Published on March 30th, 2017 | by Guest0
Domain Hacks: All You Need To Know About Them
With most of the good, short and catchy domain names being unavailable in the market, it has become difficult to find good domain names for new websites. Back in the day, before generic Top Level Domains (gTLD) came out, most .com extensions were already taken.
Today, however, with more TLDs available, you can tweak your idea to create an interesting new domain name, even if a traditional ‘.com’ domain name has been taken, . This is called a domain hack. They also become a cheaper alternatives to buying an expensive domain name just for the sake of the branded effect.
Domain hacks have their own perks, but also have some cons. Read on to know all about them.
What Does A Domain Hack Do?
With a domain hack, the idea is to break up a particular domain name to form a new domain name entirely. For example, if you want a website called whatsmyname.com, but it’s already taken, you could change it to whatsmyna.me, with a .me extension.
An extension belonging to a geographically specific region is called Country Code TLD (ccTLD).
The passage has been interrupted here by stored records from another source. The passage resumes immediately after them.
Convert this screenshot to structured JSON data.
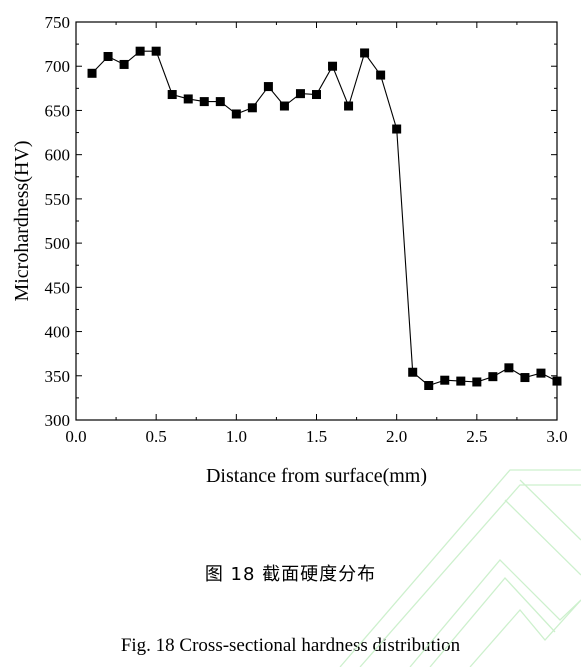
{
  "chart_data": {
    "type": "line",
    "xlabel": "Distance from surface(mm)",
    "ylabel": "Microhardness(HV)",
    "xlim": [
      0.0,
      3.0
    ],
    "ylim": [
      300,
      750
    ],
    "xticks": [
      "0.0",
      "0.5",
      "1.0",
      "1.5",
      "2.0",
      "2.5",
      "3.0"
    ],
    "yticks": [
      "300",
      "350",
      "400",
      "450",
      "500",
      "550",
      "600",
      "650",
      "700",
      "750"
    ],
    "marker": "square",
    "color": "#000000",
    "series": [
      {
        "x": [
          0.1,
          0.2,
          0.3,
          0.4,
          0.5,
          0.6,
          0.7,
          0.8,
          0.9,
          1.0,
          1.1,
          1.2,
          1.3,
          1.4,
          1.5,
          1.6,
          1.7,
          1.8,
          1.9,
          2.0,
          2.1,
          2.2,
          2.3,
          2.4,
          2.5,
          2.6,
          2.7,
          2.8,
          2.9,
          3.0
        ],
        "y": [
          692,
          711,
          702,
          717,
          717,
          668,
          663,
          660,
          660,
          646,
          653,
          677,
          655,
          669,
          668,
          700,
          655,
          715,
          690,
          629,
          354,
          339,
          345,
          344,
          343,
          349,
          359,
          348,
          353,
          344
        ]
      }
    ]
  },
  "caption_cn": "图  18  截面硬度分布",
  "caption_en": "Fig. 18 Cross-sectional hardness distribution",
  "watermark_color": "#c8efc8"
}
Most webmasters employ ccTLDs to create interesting domain hacks.
Why Domain Hacks?
Here are some instances when domain hacks can be useful.
Scarcity Of .com TLDs: As mentioned before, the .com extension for the name you want for your website might be unavailable to use. And even if they are available, they’re likely to be expensive. Domain hacks, on the other hand, can work out far cheaper.
Branding: Domain hacks make your website stand out from the crowd and give it a touch of modernity. Domain hacks also excite early adopters and can increase the curiosity of new users, encouraging them to sign up.
Shorter URL: This is generally for bigger brands where they can use shorter URLs to promote their brand on social media websites. For example, Google uses ‘goo.gl‘, a domain they use for their online URL shortening tool.
Google’s URL Shorterning Tool Online Is Aptly Called Goo.gl
Are Domain Hacks Useful?
The usefulness of domain hacks is questionable- it’s a lot like street art. They don’t have any particular significance, but are creative and exciting concepts to behold. Other than these pros, there can be some downsides to domain hacks too.
Not For Primary Domain Names: As domain hacks are not very popular the industry, they aren’t as much recognised. In case your website is whatsmyna.me, there are chances that your customer reflexively types in whatsmyname.com, because of sheer habit.
ccTLDs Are Treated Differently: Google considers only some of these extensions to be truly international because most of them cannot be geo-targeted to a specific location.
Government Regulations: Some foreign governments hold the right to shut certain domains down in case they violate some of their laws, without leaving any alternatives for you as a webmaster. It might be rare, but these possibilities do exist.
Less Clarity: Since the .com extensions are common, using them in spoken language is also a lot easier compared to a shortened URL. Consider chr.is- it is simpler to say chris.com over the phone compared to c-h-r-dot-i-s.
Not Always Cheap: Some domain hacks can be quite heavy on the pockets. The .tt (Trinidad and Tobago) extension costs $600 per three years for foreigners. The .na (Namibia) extension costs are a whopping $7000 a year for foreigners. These tend to depend on the country and can be avoided using a domain hack search tool.
Complex Buying And Renewal Procedures: Some country codes require a fax to be sent for every renewal term. While most domain names can be purchased with a PayPal payment, some of them still use archaic methods. To buy a domain name from Bahamas (.bs) you need to make a wire transfer or hand over the payment in person.
Having said this, it is still true that domain hacks are going beyond these limitations and are becoming popular. Some of them are .us (United States), .co (Columbia), .ly (Libya), .tv (Tuvalu), and .io (Indian Ocean Territory).
A lot more of the gTLDs (Generic TLDs) are going to be launched. You can also have your own TLD if you have $185,000 lying around.
Imagine a TLD with your name!
With domain hacks becoming more and more popular on an unprecedented scale, it is almost narrow-minded to think that .com will always retain its position in the hall of fame.
Domain hacks offer an interesting branding alternative for your website. But it is also important to make sure that you know about all the risks they carry before using them. Also, remember that .com will continue to hold the throne for quite some more time in the future.
Since people tend to prefer ‘.com’ TLDs, most domain name generators show results with ‘.com’ extensions first. ‘.com’ TLDs can be substantial for e-commerce stores. Generators within a software solution such as the Business Name Generator on Shopify prioritises ‘.com’ TLDs because it’s natural for an e-commerce venture to be a company.